One certainty about the historical Jesus is that he was not born in a hospital birthing center with the aid of obstetricians. One brief Bible story and some nativity carols suggest anything but a skilled and sterile environment for the birthing of Mary’s babe. Perhaps not even a lay midwife attended that advent.

Absence of professional healthcare at Jesus’ birth is not an issue for ethics. Few physicians would be found anywhere in ancient Palestine, much less at a birthing. Then and now, barring complications, pregnancy is no illness and neither is the neonate state. Even modern hospitals are dangerous places for contracting all sorts of sick-making bugs, so unsterility amongst the menagerie attending Baby Jesus may not have constituted a greater relative risk.

Yet the poignancy of Luke’s birthing account, apparently that of an early physician, is found in part by the disparities of healthcare it implies. In our era and in a society allocating more resources to healthcare than any other in history, the impoverished circumstances of Jesus’ birth seem symbolic of too many babies who still lack access even to basic medical services.

Conservative estimates of the medically uninsured are based on U.S. census data and have been reported widely. Those reports indicate that 45 million persons, including 8 million children, have been without healthcare insurance during the preceding year.
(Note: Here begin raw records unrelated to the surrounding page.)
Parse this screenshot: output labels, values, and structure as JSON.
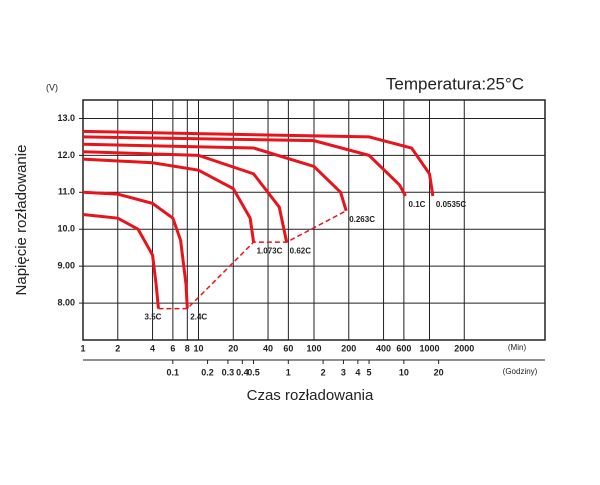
{
  "chart_data": {
    "type": "line",
    "title": "Temperatura:25°C",
    "x_label": "Czas rozładowania",
    "y_label": "Napięcie rozładowanie",
    "y_unit": "(V)",
    "x_unit": "(Min)",
    "x2_unit": "(Godziny)",
    "log_x": true,
    "grid": true,
    "color": "#e8141b",
    "xlim": [
      1,
      10000
    ],
    "xticks": [
      1,
      2,
      4,
      6,
      8,
      10,
      20,
      40,
      60,
      100,
      200,
      400,
      600,
      1000,
      2000
    ],
    "x2lim": [
      0.0167,
      166.7
    ],
    "x2ticks": [
      0.1,
      0.2,
      0.3,
      0.4,
      0.5,
      1,
      2,
      3,
      4,
      5,
      10,
      20
    ],
    "ylim": [
      7.0,
      13.5
    ],
    "yticks": [
      {
        "value": 8,
        "label": "8.00"
      },
      {
        "value": 9,
        "label": "9.00"
      },
      {
        "value": 10,
        "label": "10.0"
      },
      {
        "value": 11,
        "label": "11.0"
      },
      {
        "value": 12,
        "label": "12.0"
      },
      {
        "value": 13,
        "label": "13.0"
      }
    ],
    "series": [
      {
        "name": "3.5C",
        "x": [
          1,
          2,
          3,
          4,
          4.3,
          4.5
        ],
        "values": [
          10.4,
          10.3,
          10.0,
          9.3,
          8.5,
          7.85
        ]
      },
      {
        "name": "2.4C",
        "x": [
          1,
          2,
          4,
          6,
          7,
          7.8,
          8
        ],
        "values": [
          11.0,
          10.95,
          10.7,
          10.3,
          9.7,
          8.5,
          7.85
        ]
      },
      {
        "name": "1.073C",
        "x": [
          1,
          4,
          10,
          20,
          28,
          30
        ],
        "values": [
          11.9,
          11.8,
          11.6,
          11.1,
          10.3,
          9.65
        ]
      },
      {
        "name": "0.62C",
        "x": [
          1,
          10,
          30,
          50,
          58
        ],
        "values": [
          12.1,
          12.0,
          11.5,
          10.6,
          9.65
        ]
      },
      {
        "name": "0.263C",
        "x": [
          1,
          30,
          100,
          170,
          190
        ],
        "values": [
          12.3,
          12.2,
          11.7,
          11.0,
          10.5
        ]
      },
      {
        "name": "0.1C",
        "x": [
          1,
          100,
          300,
          550,
          620
        ],
        "values": [
          12.5,
          12.4,
          12.0,
          11.2,
          10.9
        ]
      },
      {
        "name": "0.0535C",
        "x": [
          1,
          300,
          700,
          1000,
          1070
        ],
        "values": [
          12.65,
          12.5,
          12.2,
          11.5,
          10.9
        ]
      }
    ]
  }
}
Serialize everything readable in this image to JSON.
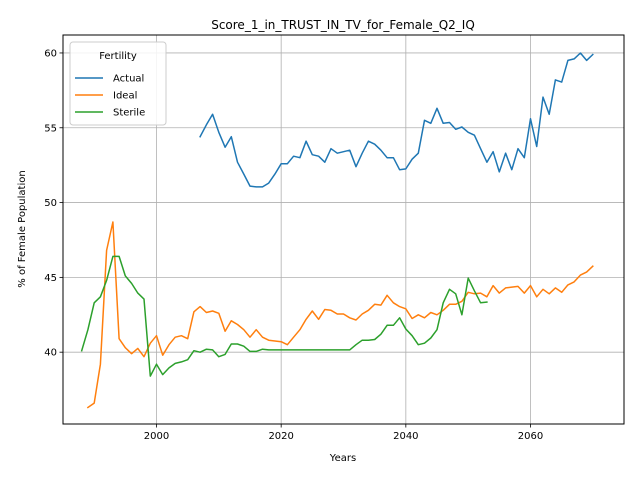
{
  "chart_data": {
    "type": "line",
    "title": "Score_1_in_TRUST_IN_TV_for_Female_Q2_IQ",
    "xlabel": "Years",
    "ylabel": "% of Female Population",
    "xlim": [
      1985,
      2075
    ],
    "ylim": [
      35.2,
      61.2
    ],
    "x_ticks": [
      2000,
      2020,
      2040,
      2060
    ],
    "y_ticks": [
      40,
      45,
      50,
      55,
      60
    ],
    "grid": true,
    "legend": {
      "title": "Fertility",
      "placement": "top-left"
    },
    "series": [
      {
        "name": "Actual",
        "color": "#1f77b4",
        "x": [
          2007,
          2008,
          2009,
          2010,
          2011,
          2012,
          2013,
          2014,
          2015,
          2016,
          2017,
          2018,
          2019,
          2020,
          2021,
          2022,
          2023,
          2024,
          2025,
          2026,
          2027,
          2028,
          2029,
          2030,
          2031,
          2032,
          2033,
          2034,
          2035,
          2036,
          2037,
          2038,
          2039,
          2040,
          2041,
          2042,
          2043,
          2044,
          2045,
          2046,
          2047,
          2048,
          2049,
          2050,
          2051,
          2052,
          2053,
          2054,
          2055,
          2056,
          2057,
          2058,
          2059,
          2060,
          2061,
          2062,
          2063,
          2064,
          2065,
          2066,
          2067,
          2068,
          2069,
          2070
        ],
        "y": [
          54.4,
          55.2,
          55.9,
          54.7,
          53.7,
          54.4,
          52.7,
          51.9,
          51.1,
          51.05,
          51.05,
          51.3,
          51.9,
          52.6,
          52.6,
          53.1,
          53.0,
          54.1,
          53.2,
          53.1,
          52.7,
          53.6,
          53.3,
          53.4,
          53.5,
          52.4,
          53.3,
          54.1,
          53.9,
          53.5,
          53.0,
          53.0,
          52.2,
          52.25,
          52.9,
          53.3,
          55.5,
          55.3,
          56.3,
          55.3,
          55.35,
          54.9,
          55.05,
          54.7,
          54.5,
          53.6,
          52.7,
          53.4,
          52.05,
          53.3,
          52.2,
          53.6,
          53.0,
          55.6,
          53.75,
          57.05,
          55.9,
          58.2,
          58.05,
          59.5,
          59.6,
          60.0,
          59.5,
          59.9
        ]
      },
      {
        "name": "Ideal",
        "color": "#ff7f0e",
        "x": [
          1989,
          1990,
          1991,
          1992,
          1993,
          1994,
          1995,
          1996,
          1997,
          1998,
          1999,
          2000,
          2001,
          2002,
          2003,
          2004,
          2005,
          2006,
          2007,
          2008,
          2009,
          2010,
          2011,
          2012,
          2013,
          2014,
          2015,
          2016,
          2017,
          2018,
          2019,
          2020,
          2021,
          2022,
          2023,
          2024,
          2025,
          2026,
          2027,
          2028,
          2029,
          2030,
          2031,
          2032,
          2033,
          2034,
          2035,
          2036,
          2037,
          2038,
          2039,
          2040,
          2041,
          2042,
          2043,
          2044,
          2045,
          2046,
          2047,
          2048,
          2049,
          2050,
          2051,
          2052,
          2053,
          2054,
          2055,
          2056,
          2057,
          2058,
          2059,
          2060,
          2061,
          2062,
          2063,
          2064,
          2065,
          2066,
          2067,
          2068,
          2069,
          2070
        ],
        "y": [
          36.3,
          36.6,
          39.2,
          46.8,
          48.7,
          40.9,
          40.3,
          39.9,
          40.25,
          39.7,
          40.6,
          41.1,
          39.8,
          40.5,
          41.0,
          41.1,
          40.9,
          42.7,
          43.05,
          42.65,
          42.75,
          42.6,
          41.4,
          42.1,
          41.85,
          41.5,
          41.0,
          41.5,
          41.0,
          40.8,
          40.75,
          40.7,
          40.5,
          41.0,
          41.5,
          42.2,
          42.75,
          42.2,
          42.85,
          42.8,
          42.55,
          42.55,
          42.3,
          42.15,
          42.55,
          42.8,
          43.2,
          43.15,
          43.8,
          43.3,
          43.05,
          42.9,
          42.25,
          42.5,
          42.3,
          42.65,
          42.5,
          42.8,
          43.2,
          43.2,
          43.4,
          44.0,
          43.9,
          43.95,
          43.7,
          44.45,
          43.95,
          44.3,
          44.35,
          44.4,
          43.95,
          44.45,
          43.7,
          44.2,
          43.9,
          44.3,
          44.0,
          44.5,
          44.7,
          45.15,
          45.35,
          45.75
        ]
      },
      {
        "name": "Sterile",
        "color": "#2ca02c",
        "x": [
          1988,
          1989,
          1990,
          1991,
          1992,
          1993,
          1994,
          1995,
          1996,
          1997,
          1998,
          1999,
          2000,
          2001,
          2002,
          2003,
          2004,
          2005,
          2006,
          2007,
          2008,
          2009,
          2010,
          2011,
          2012,
          2013,
          2014,
          2015,
          2016,
          2017,
          2018,
          2019,
          2020,
          2021,
          2022,
          2023,
          2024,
          2025,
          2026,
          2027,
          2028,
          2029,
          2030,
          2031,
          2032,
          2033,
          2034,
          2035,
          2036,
          2037,
          2038,
          2039,
          2040,
          2041,
          2042,
          2043,
          2044,
          2045,
          2046,
          2047,
          2048,
          2049,
          2050,
          2051,
          2052,
          2053
        ],
        "y": [
          40.1,
          41.5,
          43.3,
          43.7,
          44.8,
          46.4,
          46.4,
          45.1,
          44.6,
          43.95,
          43.55,
          38.4,
          39.2,
          38.5,
          38.95,
          39.25,
          39.35,
          39.5,
          40.1,
          40.0,
          40.2,
          40.15,
          39.7,
          39.85,
          40.55,
          40.55,
          40.4,
          40.05,
          40.05,
          40.2,
          40.15,
          40.15,
          40.15,
          40.15,
          40.15,
          40.15,
          40.15,
          40.15,
          40.15,
          40.15,
          40.15,
          40.15,
          40.15,
          40.15,
          40.5,
          40.8,
          40.8,
          40.85,
          41.2,
          41.8,
          41.8,
          42.3,
          41.55,
          41.1,
          40.5,
          40.6,
          40.95,
          41.5,
          43.3,
          44.2,
          43.9,
          42.5,
          44.95,
          44.1,
          43.3,
          43.35
        ]
      }
    ]
  }
}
In all likelihood, the calculations of Families USA are more statistically accurate, and even more ethically distressing. Using all available data (i.e., both CPS and SIPP) from the Census Bureau, they conclude that 27 million children were without coverage for at least several months during the 24 month period of 2002-2003. This constitutes 33 percent of 82 million total uninsured in this country (ages 65 and under), and 37 percent of all Americans ages 0-17. Nearly 80 percent of their uninsured parents or guardians were employed during those months of medical vulnerability. Only a few had adequate personal resources for family health maintenance.

Many of our uninsured children would have obtained quality primary care through public health or nonprofit “free clinics.” For some, quality care, or at least specialty care, was lacking despite access to basic services. Others were brought to hospital emergency rooms for both primary and emergent care. We can be certain that too many slipped through the cracks of charitable healthcare altogether. And surely some of our nation’s babies were lost without so much as the comfort of a straw-lined manger in which to die.
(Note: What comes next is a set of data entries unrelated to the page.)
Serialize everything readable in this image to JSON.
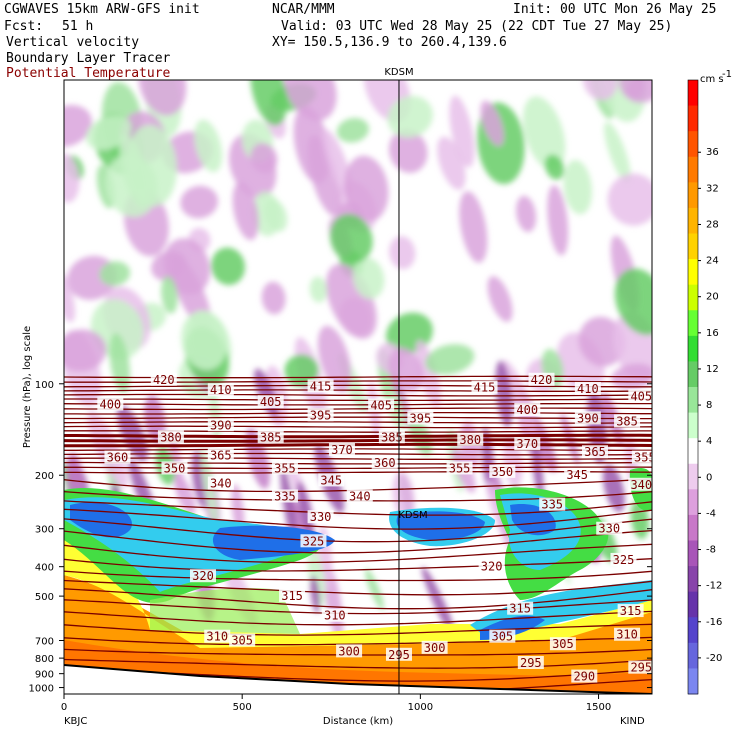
{
  "header": {
    "model_title": "CGWAVES 15km ARW-GFS init",
    "org": "NCAR/MMM",
    "init_label": "Init: 00 UTC Mon 26 May 25",
    "fcst_label": "Fcst:",
    "fcst_hours": "51 h",
    "valid_label": "Valid: 03 UTC Wed 28 May 25 (22 CDT Tue 27 May 25)",
    "field1": "Vertical velocity",
    "field2": "Boundary Layer Tracer",
    "field3": "Potential Temperature",
    "xy_line": "XY= 150.5,136.9 to 260.4,139.6"
  },
  "colors": {
    "theta_contour": "#7a0000",
    "panel_bg": "#ffffff"
  },
  "chart_data": {
    "type": "heatmap",
    "title": "",
    "ylabel": "Pressure (hPa), log scale",
    "xlabel": "Distance (km)",
    "y_scale": "log",
    "ylim": [
      1050,
      10
    ],
    "xlim": [
      0,
      1650
    ],
    "x_ticks": [
      0,
      500,
      1000,
      1500
    ],
    "y_ticks": [
      1000,
      900,
      800,
      700,
      500,
      400,
      300,
      200,
      100
    ],
    "left_station": "KBJC",
    "right_station": "KIND",
    "mid_station": "KDSM",
    "mid_station_km": 940,
    "colorbar": {
      "unit_label": "cm s",
      "unit_exp": "-1",
      "ticks": [
        36,
        32,
        28,
        24,
        20,
        16,
        12,
        8,
        4,
        0,
        -4,
        -8,
        -12,
        -16,
        -20
      ],
      "colors": [
        "#ff0000",
        "#ff2a00",
        "#ff5500",
        "#ff7a00",
        "#ff9900",
        "#ffb400",
        "#ffd200",
        "#ffff00",
        "#ccff00",
        "#66ff33",
        "#33dd33",
        "#66cc66",
        "#99e699",
        "#ccffcc",
        "#ffffff",
        "#eeccee",
        "#dda0dd",
        "#c878c8",
        "#a855b8",
        "#8844aa",
        "#6633aa",
        "#5544cc",
        "#6666dd",
        "#7b86f0"
      ]
    },
    "theta_labels": [
      {
        "v": "420",
        "km": 280,
        "p": 97
      },
      {
        "v": "410",
        "km": 440,
        "p": 105
      },
      {
        "v": "415",
        "km": 720,
        "p": 102
      },
      {
        "v": "415",
        "km": 1180,
        "p": 103
      },
      {
        "v": "420",
        "km": 1340,
        "p": 97
      },
      {
        "v": "410",
        "km": 1470,
        "p": 104
      },
      {
        "v": "405",
        "km": 1620,
        "p": 110
      },
      {
        "v": "400",
        "km": 130,
        "p": 117
      },
      {
        "v": "405",
        "km": 580,
        "p": 115
      },
      {
        "v": "405",
        "km": 890,
        "p": 118
      },
      {
        "v": "400",
        "km": 1300,
        "p": 122
      },
      {
        "v": "395",
        "km": 720,
        "p": 127
      },
      {
        "v": "395",
        "km": 1000,
        "p": 130
      },
      {
        "v": "390",
        "km": 440,
        "p": 137
      },
      {
        "v": "390",
        "km": 1470,
        "p": 130
      },
      {
        "v": "385",
        "km": 1580,
        "p": 133
      },
      {
        "v": "385",
        "km": 580,
        "p": 150
      },
      {
        "v": "385",
        "km": 920,
        "p": 150
      },
      {
        "v": "380",
        "km": 300,
        "p": 150
      },
      {
        "v": "380",
        "km": 1140,
        "p": 153
      },
      {
        "v": "370",
        "km": 780,
        "p": 165
      },
      {
        "v": "370",
        "km": 1300,
        "p": 158
      },
      {
        "v": "365",
        "km": 440,
        "p": 172
      },
      {
        "v": "365",
        "km": 1490,
        "p": 168
      },
      {
        "v": "360",
        "km": 150,
        "p": 175
      },
      {
        "v": "360",
        "km": 900,
        "p": 182
      },
      {
        "v": "355",
        "km": 620,
        "p": 190
      },
      {
        "v": "355",
        "km": 1110,
        "p": 190
      },
      {
        "v": "355",
        "km": 1630,
        "p": 175
      },
      {
        "v": "350",
        "km": 310,
        "p": 190
      },
      {
        "v": "350",
        "km": 1230,
        "p": 195
      },
      {
        "v": "345",
        "km": 750,
        "p": 208
      },
      {
        "v": "345",
        "km": 1440,
        "p": 200
      },
      {
        "v": "340",
        "km": 440,
        "p": 213
      },
      {
        "v": "340",
        "km": 830,
        "p": 235
      },
      {
        "v": "340",
        "km": 1620,
        "p": 215
      },
      {
        "v": "335",
        "km": 620,
        "p": 235
      },
      {
        "v": "335",
        "km": 1370,
        "p": 250
      },
      {
        "v": "330",
        "km": 720,
        "p": 275
      },
      {
        "v": "330",
        "km": 1530,
        "p": 300
      },
      {
        "v": "325",
        "km": 700,
        "p": 330
      },
      {
        "v": "325",
        "km": 1570,
        "p": 380
      },
      {
        "v": "320",
        "km": 1200,
        "p": 400
      },
      {
        "v": "320",
        "km": 390,
        "p": 430
      },
      {
        "v": "315",
        "km": 640,
        "p": 500
      },
      {
        "v": "315",
        "km": 1280,
        "p": 550
      },
      {
        "v": "315",
        "km": 1590,
        "p": 560
      },
      {
        "v": "310",
        "km": 760,
        "p": 580
      },
      {
        "v": "310",
        "km": 430,
        "p": 680
      },
      {
        "v": "310",
        "km": 1580,
        "p": 670
      },
      {
        "v": "305",
        "km": 500,
        "p": 700
      },
      {
        "v": "305",
        "km": 1230,
        "p": 680
      },
      {
        "v": "305",
        "km": 1400,
        "p": 720
      },
      {
        "v": "300",
        "km": 800,
        "p": 760
      },
      {
        "v": "300",
        "km": 1040,
        "p": 740
      },
      {
        "v": "295",
        "km": 940,
        "p": 780
      },
      {
        "v": "295",
        "km": 1310,
        "p": 830
      },
      {
        "v": "295",
        "km": 1620,
        "p": 860
      },
      {
        "v": "290",
        "km": 1460,
        "p": 920
      }
    ]
  }
}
The “uninsured” statistics do not take into account approximately 51 million persons, numerous children among them, covered only by Medicaid. While both Medicaid enrollees and those without any coverage are increasing annually, decreasing numbers of healthcare providers accept the insurance of the poor. Had there been need for more than a birthing barn that night, the poor Mother and Child might not have fared much better in modern Kansas City than in ancient Bethlehem.
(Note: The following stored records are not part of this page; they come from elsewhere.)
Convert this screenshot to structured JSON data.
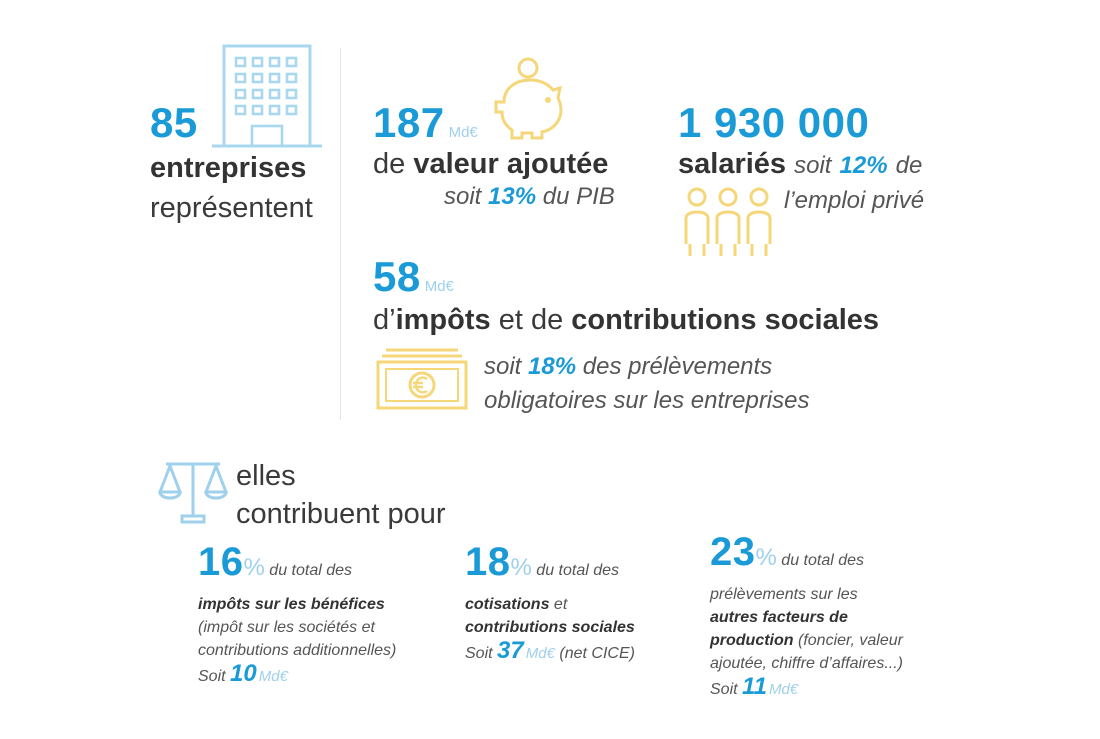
{
  "stats": {
    "companies": {
      "number": "85",
      "line1": "entreprises",
      "line2": "représentent"
    },
    "value_added": {
      "number": "187",
      "unit": "Md€",
      "pre": "de",
      "label": "valeur ajoutée",
      "soit": "soit",
      "pct": "13%",
      "suffix": "du PIB"
    },
    "employees": {
      "number": "1 930 000",
      "label": "salariés",
      "soit": "soit",
      "pct": "12%",
      "de": "de",
      "line2": "l’emploi privé"
    },
    "taxes": {
      "number": "58",
      "unit": "Md€",
      "pre": "d’",
      "label1": "impôts",
      "mid": "et de",
      "label2": "contributions sociales",
      "soit": "soit",
      "pct": "18%",
      "suffix1": "des prélèvements",
      "suffix2": "obligatoires sur les entreprises"
    }
  },
  "contribution": {
    "line1": "elles",
    "line2": "contribuent pour",
    "items": [
      {
        "pct": "16",
        "pct_sign": "%",
        "text1": "du total des",
        "bold": "impôts sur les bénéfices",
        "paren1": "(impôt sur les sociétés et",
        "paren2": "contributions additionnelles)",
        "soit": "Soit",
        "amount": "10",
        "unit": "Md€"
      },
      {
        "pct": "18",
        "pct_sign": "%",
        "text1": "du total des",
        "bold1": "cotisations",
        "and": "et",
        "bold2": "contributions sociales",
        "soit": "Soit",
        "amount": "37",
        "unit": "Md€",
        "tail": "(net CICE)"
      },
      {
        "pct": "23",
        "pct_sign": "%",
        "text1": "du total des",
        "text2": "prélèvements sur les",
        "bold1": "autres facteurs de",
        "bold2": "production",
        "paren1": "(foncier, valeur",
        "paren2": "ajoutée, chiffre d’affaires...)",
        "soit": "Soit",
        "amount": "11",
        "unit": "Md€"
      }
    ]
  },
  "colors": {
    "blue": "#1a9ad6",
    "light_blue": "#9fd0ec",
    "yellow": "#f5d77a",
    "dark": "#333333"
  },
  "icons": [
    "building-icon",
    "piggy-bank-icon",
    "people-icon",
    "banknote-icon",
    "scales-icon"
  ]
}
Healthcare disparities constitute an ethics issue of immense proportions. Outside of the United States, in developing nations without adequacy even of basic healthcare, millions die for lack of childhood immunizations or potable water. Within the U.S., disparate healthcare conditions persist despite an annual per capita spending of about $5000 (approximately 14 percent of gross domestic product), twice that of most other wealthy nations and many times that of the rest.

Study after study demonstrates that greater privilege—by socioeconomic class, race or ethnicity—is the single most important factor determining healthcare status. Those less privileged, on the other hand, typically receive less and worse healthcare, suffer poorer health, and die sooner. Clearly, all who are created equal in this nation do not get an equitable share of the healthcare pie and its benefits.

Eventually, the advent of something new will appear on the horizon of healthcare here as elsewhere. Sooner or later, we will do things differently. As a society, we may be forced into a more sustainable and equitable system of healthcare delivery, or we may choose it freely. The question awaiting us now, while some children sing of a Savior’s birth, is how many other innocent little ones will die too young when they might have been saved.

Tarris Rosell is a program associate at the Center for Practical Bioethics in Kansas City, Mo. He is also associate professor of pastoral theology in ethics and ministry praxis at Central Baptist Theological Seminary in Kansas City, Kan.